The 10 Ohm resistor provides the base-emiter voltage for the 2N3055. As more current flows to the load through the resistor, the voltage between the base and emitter increases, increasing the amount of current flowing through the transistor.
Take 35V AC and rectify it to get about 50 VDC. Now, consider what happens when you try for an output of 1.2V at 5A. The transistor has to drop about (50V - 1.2V) or 48.8 V @ 5A or around 244 Watts. Somehow I don't see this turning out well.
I know, the numbers aren't exact. I didn't account for the 1.4V drop across the bridge rectifier and I didn't account for the current contributed by the voltage regulator but it's close enough to show that it isn't likely to work at low voltages.

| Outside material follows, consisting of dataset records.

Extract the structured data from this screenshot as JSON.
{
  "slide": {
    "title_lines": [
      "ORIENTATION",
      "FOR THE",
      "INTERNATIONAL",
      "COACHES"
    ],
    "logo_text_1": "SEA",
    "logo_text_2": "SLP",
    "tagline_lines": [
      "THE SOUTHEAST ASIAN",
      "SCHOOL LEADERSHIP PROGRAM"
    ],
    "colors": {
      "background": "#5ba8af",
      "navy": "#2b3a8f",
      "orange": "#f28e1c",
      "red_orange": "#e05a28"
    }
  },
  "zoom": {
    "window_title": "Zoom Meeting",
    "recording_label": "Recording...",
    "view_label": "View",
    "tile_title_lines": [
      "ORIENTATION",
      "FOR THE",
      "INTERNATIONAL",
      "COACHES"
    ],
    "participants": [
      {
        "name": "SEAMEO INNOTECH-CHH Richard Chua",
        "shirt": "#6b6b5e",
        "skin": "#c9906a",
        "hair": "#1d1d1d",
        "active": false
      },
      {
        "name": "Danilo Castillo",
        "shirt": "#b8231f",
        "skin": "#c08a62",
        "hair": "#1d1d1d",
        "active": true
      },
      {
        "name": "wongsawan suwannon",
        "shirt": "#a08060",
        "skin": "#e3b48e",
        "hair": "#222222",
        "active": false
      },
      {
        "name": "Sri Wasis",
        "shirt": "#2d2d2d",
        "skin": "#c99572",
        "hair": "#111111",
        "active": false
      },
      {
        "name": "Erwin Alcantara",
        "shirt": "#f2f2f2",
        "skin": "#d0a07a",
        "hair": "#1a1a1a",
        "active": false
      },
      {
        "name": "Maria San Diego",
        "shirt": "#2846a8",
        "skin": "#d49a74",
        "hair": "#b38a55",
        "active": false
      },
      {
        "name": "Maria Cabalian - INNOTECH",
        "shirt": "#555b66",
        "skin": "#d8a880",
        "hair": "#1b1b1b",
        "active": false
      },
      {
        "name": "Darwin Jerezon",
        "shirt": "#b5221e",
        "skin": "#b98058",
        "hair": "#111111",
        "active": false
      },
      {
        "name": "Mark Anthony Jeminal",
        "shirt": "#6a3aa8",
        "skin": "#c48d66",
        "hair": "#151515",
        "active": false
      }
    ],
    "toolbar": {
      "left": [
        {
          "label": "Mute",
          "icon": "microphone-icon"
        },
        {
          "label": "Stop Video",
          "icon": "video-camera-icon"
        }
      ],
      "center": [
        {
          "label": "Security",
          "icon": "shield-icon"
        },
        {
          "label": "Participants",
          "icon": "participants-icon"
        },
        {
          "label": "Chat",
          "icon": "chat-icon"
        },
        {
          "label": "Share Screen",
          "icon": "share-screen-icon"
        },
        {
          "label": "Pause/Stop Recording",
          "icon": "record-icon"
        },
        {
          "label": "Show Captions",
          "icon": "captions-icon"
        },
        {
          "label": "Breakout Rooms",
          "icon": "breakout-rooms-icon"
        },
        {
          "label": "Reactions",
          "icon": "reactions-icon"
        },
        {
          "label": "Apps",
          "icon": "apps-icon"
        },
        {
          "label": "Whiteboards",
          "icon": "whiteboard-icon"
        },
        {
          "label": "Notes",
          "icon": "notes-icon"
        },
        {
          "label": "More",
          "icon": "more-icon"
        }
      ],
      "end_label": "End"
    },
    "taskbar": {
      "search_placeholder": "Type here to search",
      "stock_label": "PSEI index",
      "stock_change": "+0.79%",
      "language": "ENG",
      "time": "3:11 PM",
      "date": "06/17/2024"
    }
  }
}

At 30V it still won't work. (50-30) or 20V @ 5A is about 100 Watts. I don't think so. See Figure 1 and the following table where it talks about 1.52 deg C per Watt temperature increase:
http://www.onsemi.com/pub/Collateral/2N3055-D.PDFTake 100 W and see from Figure 1 that the case temperature can't be higher than about 48 deg C.
See Maximum Rating of 115W @ 25 deg C - that's a Maximum and it depends on the heatsink keeping the device at 25 deg C.
I probably messed up the thermal numbers but they are close enough. This thing isn't close to working.
In my view, the transformer is seriously over-voltage. Even then, it is good to have a tapped secondary so that lower voltages can be selected when lower output voltage is desired.